In our AE training (both the bootcamp and the Account Service Advanced Training) we ask the participants to make a list of what they think their clients want from their advertising agency. It’s a rare AE that thinks to actually ask their clients what they’re looking for from their agency or agency liaison. But the answers often reveal that disconnect.
When we asked CMOs, business owners and Directors of Marketing what they were looking for from their agencies, here’s what they said:
Clients expect their advertising agencies to either come to them with a deep level of expertise in the client’s business/industry or else, get up to speed in a hurry. Even more so — they expect the agency to stay current and to make sure the client does too.
It’s pretty difficult to bring proactive ideas and solutions to the table if you don’t know the game that’s being played.
In today’s world, marketing touches every aspect of a client’s business. Clients expect their agency to understand their entire business model from R&D to distribution.

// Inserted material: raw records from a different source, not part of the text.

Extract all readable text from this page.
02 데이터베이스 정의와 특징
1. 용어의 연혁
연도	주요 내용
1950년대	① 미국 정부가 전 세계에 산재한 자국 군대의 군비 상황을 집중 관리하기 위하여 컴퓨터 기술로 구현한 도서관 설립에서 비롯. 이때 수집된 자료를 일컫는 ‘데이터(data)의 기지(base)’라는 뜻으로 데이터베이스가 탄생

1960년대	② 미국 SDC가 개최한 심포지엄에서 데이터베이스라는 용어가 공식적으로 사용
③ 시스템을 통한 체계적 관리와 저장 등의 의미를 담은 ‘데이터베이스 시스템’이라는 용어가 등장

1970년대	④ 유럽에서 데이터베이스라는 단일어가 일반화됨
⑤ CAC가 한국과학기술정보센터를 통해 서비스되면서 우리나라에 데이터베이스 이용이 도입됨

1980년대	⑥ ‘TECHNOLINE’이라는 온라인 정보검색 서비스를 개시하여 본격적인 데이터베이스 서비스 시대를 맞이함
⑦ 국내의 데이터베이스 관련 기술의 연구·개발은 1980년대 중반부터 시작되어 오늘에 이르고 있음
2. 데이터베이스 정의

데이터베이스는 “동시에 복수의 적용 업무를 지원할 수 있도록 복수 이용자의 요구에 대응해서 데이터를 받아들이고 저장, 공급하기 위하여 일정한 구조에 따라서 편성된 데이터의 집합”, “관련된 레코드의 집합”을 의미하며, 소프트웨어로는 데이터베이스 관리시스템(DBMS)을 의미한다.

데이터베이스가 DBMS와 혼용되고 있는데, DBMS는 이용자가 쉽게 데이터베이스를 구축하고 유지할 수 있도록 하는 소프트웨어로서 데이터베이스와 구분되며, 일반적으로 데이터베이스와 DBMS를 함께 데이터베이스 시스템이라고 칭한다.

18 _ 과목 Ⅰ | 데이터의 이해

They need someone at the table who can recognize and solve business problems.
Clients need their agency to do what they say they’re going to do. That means bringing projects in on time and on budget. It means owning a problem until it gets resolved. It also means the flip side — clients want an agency to hold them accountable too. They need to be nudged now and then to keep their eye on the ball and do their part in making the work a success.
This is a big one that may even be more essential than all of these other client retention strategies. There’s no such thing as M-F, 9-5 anymore. Thanks to tablets, smart phones and everyone trying to do more with fewer people and just one step faster — clients are working longer hours, into the weekends and through all time zones. Clients appreciate the need for their agency cohorts to have a private life and most won’t be too intrusive. But when they need to get a hold of you now, they mean now.

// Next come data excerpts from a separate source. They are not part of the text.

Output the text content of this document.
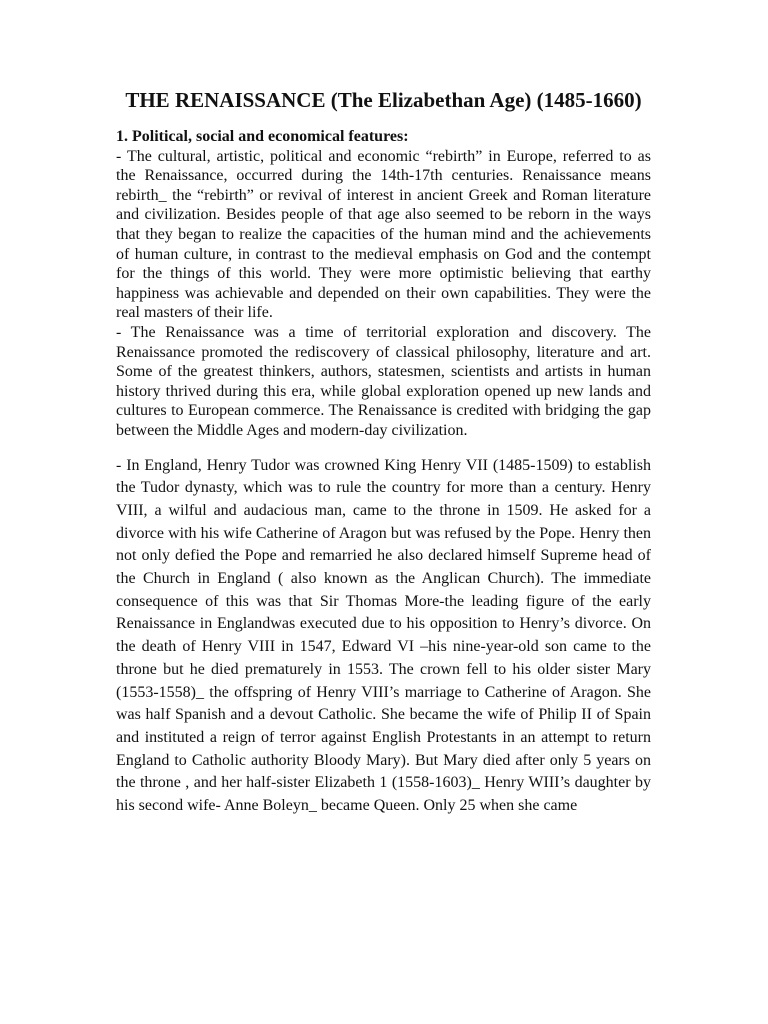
THE RENAISSANCE (The Elizabethan Age) (1485-1660)

1. Political, social and economical features:

- The cultural, artistic, political and economic “rebirth” in Europe, referred to as the Renaissance, occurred during the 14th-17th centuries. Renaissance means rebirth_ the “rebirth” or revival of interest in ancient Greek and Roman literature and civilization. Besides people of that age also seemed to be reborn in the ways that they began to realize the capacities of the human mind and the achievements of human culture, in contrast to the medieval emphasis on God and the contempt for the things of this world. They were more optimistic believing that earthy happiness was achievable and depended on their own capabilities. They were the real masters of their life.

- The Renaissance was a time of territorial exploration and discovery. The Renaissance promoted the rediscovery of classical philosophy, literature and art. Some of the greatest thinkers, authors, statesmen, scientists and artists in human history thrived during this era, while global exploration opened up new lands and cultures to European commerce. The Renaissance is credited with bridging the gap between the Middle Ages and modern-day civilization.

- In England, Henry Tudor was crowned King Henry VII (1485-1509) to establish the Tudor dynasty, which was to rule the country for more than a century. Henry VIII, a wilful and audacious man, came to the throne in 1509. He asked for a divorce with his wife Catherine of Aragon but was refused by the Pope. Henry then not only defied the Pope and remarried he also declared himself Supreme head of the Church in England ( also known as the Anglican Church). The immediate consequence of this was that Sir Thomas More-the leading figure of the early Renaissance in Englandwas executed due to his opposition to Henry’s divorce. On the death of Henry VIII in 1547, Edward VI –his nine-year-old son came to the throne but he died prematurely in 1553. The crown fell to his older sister Mary (1553-1558)_ the offspring of Henry VIII’s marriage to Catherine of Aragon. She was half Spanish and a devout Catholic. She became the wife of Philip II of Spain and instituted a reign of terror against English Protestants in an attempt to return England to Catholic authority Bloody Mary). But Mary died after only 5 years on the throne , and her half-sister Elizabeth 1 (1558-1603)_ Henry WIII’s daughter by his second wife- Anne Boleyn_ became Queen. Only 25 when she came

It may be unpopular to say/admit — but clients expect their agency staff to check email and voicemail at night and on the weekends.

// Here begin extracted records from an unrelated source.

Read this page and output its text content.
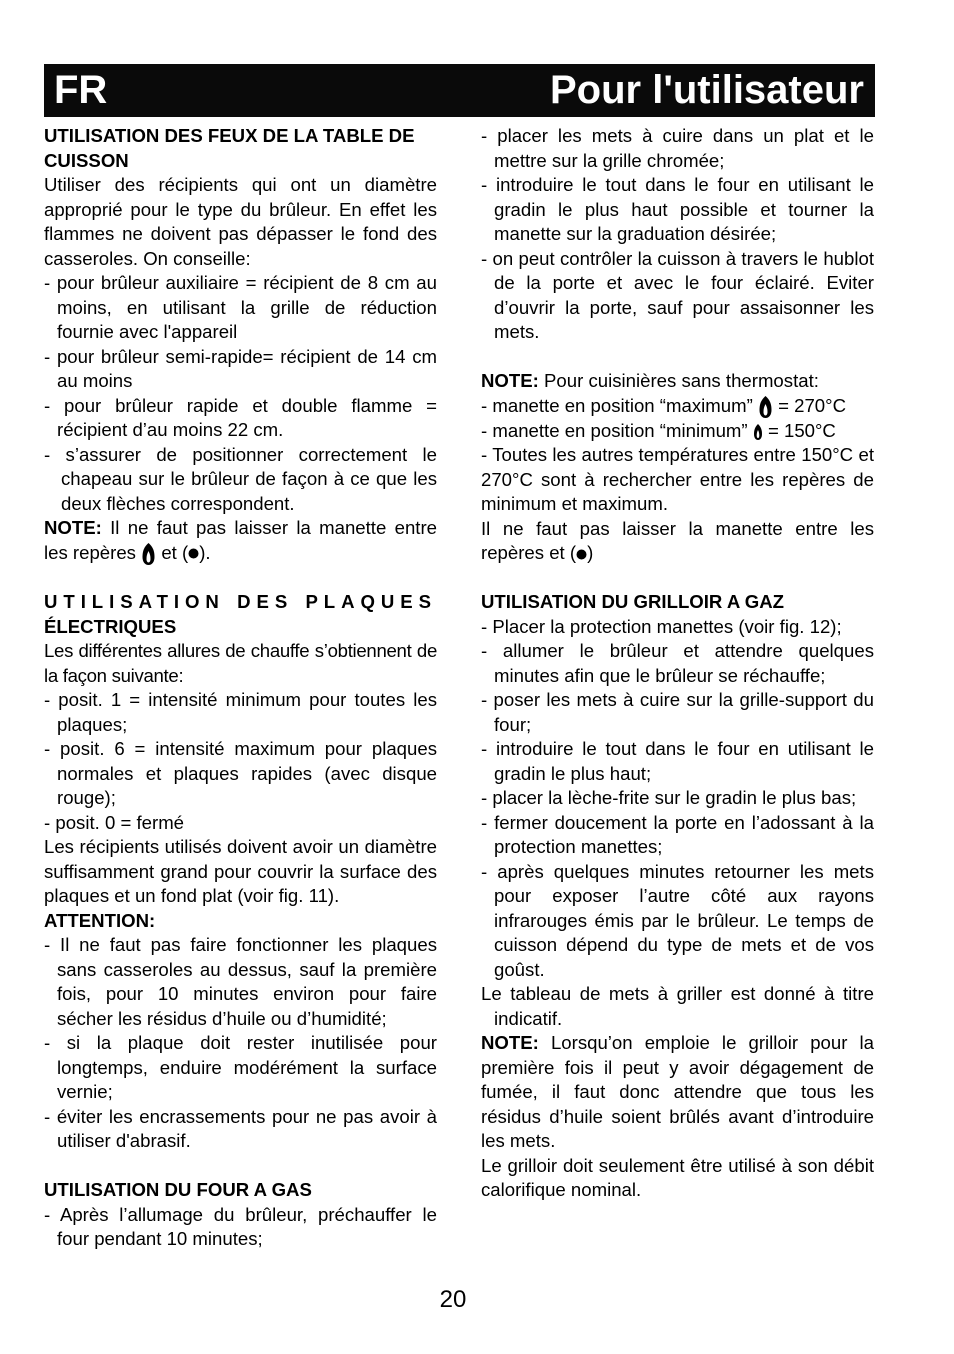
FR	Pour l'utilisateur

UTILISATION DES FEUX DE LA TABLE DE CUISSON

Utiliser des récipients qui ont un diamètre approprié pour le type du brûleur. En effet les flammes ne doivent pas dépasser le fond des casseroles. On conseille:

- pour brûleur auxiliaire = récipient de 8 cm au moins, en utilisant la grille de réduction fournie avec l'appareil

- pour brûleur semi-rapide= récipient de 14 cm au moins

- pour brûleur rapide et double flamme = récipient d’au moins 22 cm.

- s’assurer de positionner correctement le chapeau sur le brûleur de façon à ce que les deux flèches correspondent.

NOTE: Il ne faut pas laisser la manette entre les repères
et ( ).

UTILISATION DES PLAQUES

ÉLECTRIQUES

Les différentes allures de chauffe s’obtiennent de la façon suivante:

- posit. 1 = intensité minimum pour toutes les plaques;

- posit. 6 = intensité maximum pour plaques normales et plaques rapides (avec disque rouge);

- posit. 0 = fermé

Les récipients utilisés doivent avoir un diamètre suffisamment grand pour couvrir la surface des plaques et un fond plat (voir fig. 11).

ATTENTION:

- Il ne faut pas faire fonctionner les plaques sans casseroles au dessus, sauf la première fois, pour 10 minutes environ pour faire sécher les résidus d’huile ou d’humidité;

- si la plaque doit rester inutilisée pour longtemps, enduire modérément la surface vernie;

- éviter les encrassements pour ne pas avoir à utiliser d'abrasif.

UTILISATION DU FOUR A GAS

- Après l’allumage du brûleur, préchauffer le four pendant 10 minutes;

- placer les mets à cuire dans un plat et le mettre sur la grille chromée;

- introduire le tout dans le four en utilisant le gradin le plus haut possible et tourner la manette sur la graduation désirée;

- on peut contrôler la cuisson à travers le hublot de la porte et avec le four éclairé. Eviter d’ouvrir la porte, sauf pour assaisonner les mets.

NOTE: Pour cuisinières sans thermostat:

- manette en position “maximum”
= 270°C

- manette en position “minimum”
= 150°C

- Toutes les autres températures entre 150°C et 270°C sont à rechercher entre les repères de minimum et maximum.

Il ne faut pas laisser la manette entre les repères et ( )

UTILISATION DU GRILLOIR A GAZ

- Placer la protection manettes (voir fig. 12);

- allumer le brûleur et attendre quelques minutes afin que le brûleur se réchauffe;

- poser les mets à cuire sur la grille-support du four;

- introduire le tout dans le four en utilisant le gradin le plus haut;

- placer la lèche-frite sur le gradin le plus bas;

- fermer doucement la porte en l’adossant à la protection manettes;

- après quelques minutes retourner les mets pour exposer l’autre côté aux rayons infrarouges émis par le brûleur. Le temps de cuisson dépend du type de mets et de vos goûst.

Le tableau de mets à griller est donné à titre indicatif.

NOTE: Lorsqu’on emploie le grilloir pour la première fois il peut y avoir dégagement de fumée, il faut donc attendre que tous les résidus d’huile soient brûlés avant d’introduire les mets.

Le grilloir doit seulement être utilisé à son débit calorifique nominal.

20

They use the word passion but when probed, what they really mean is that they want you to care as much about their business as they do. And they want to be your priority. All clients, big or small, want to be your favorite and the one you’re always thinking about.
Advice and leadership
Clients are weary and they want their agency to shoulder some of their load. They don’t want to dictate the direction and all the particulars. They need their agency to proactively bring them ideas, listen intelligently, ask insightful questions, push back when they think the client is wrong and help drive the business towards achieving its goals.
Order takers and yes men/women aren’t enough. This is a tough one for agency owners to wrap their heads around. It sounds great in theory but it’s difficult for some owners to put the account at risk by pushing back or taking the lead.
Like co-workers, an agency AE and client can get into a productive rhythm together after they’ve worked side by side for awhile. This efficiency and not having to repeat or re-educate a new person every so often is incredibly valuable to clients. They love it when their account team stays intact.
This doesn’t mean clients don’t want their agencies to be profitable or to benefit from the working relationship. In fact, when a client loves their agency — they will go out of their way to help the agency do both. But what clients don’t like is when the agency is serving two masters. This is really a trust issue. Are you recommending that media buy because it is best for me or because of the commission structure? Are you suggesting this creative because you think it will drive sales or win awards?
Again — they know the agency has to make a profit. That’s not what this is about. This is about helping them spend every dollar wisely. It’s about having a big picture vision so that all of the money/efforts are pulling in the same direction. It’s about investing where money needs to be spent and cutting corners/finding a new way, where it doesn’t need to be spent. This gets back to that no self interest and trust thing.
There’s nothing more profitable to an agency than a long term client. But to get them to stick around — you’re going to have to train your team (and yourself) on these client retention strategies in order to deliver on these items. For many clients, they’re deal breakers when they’re not present.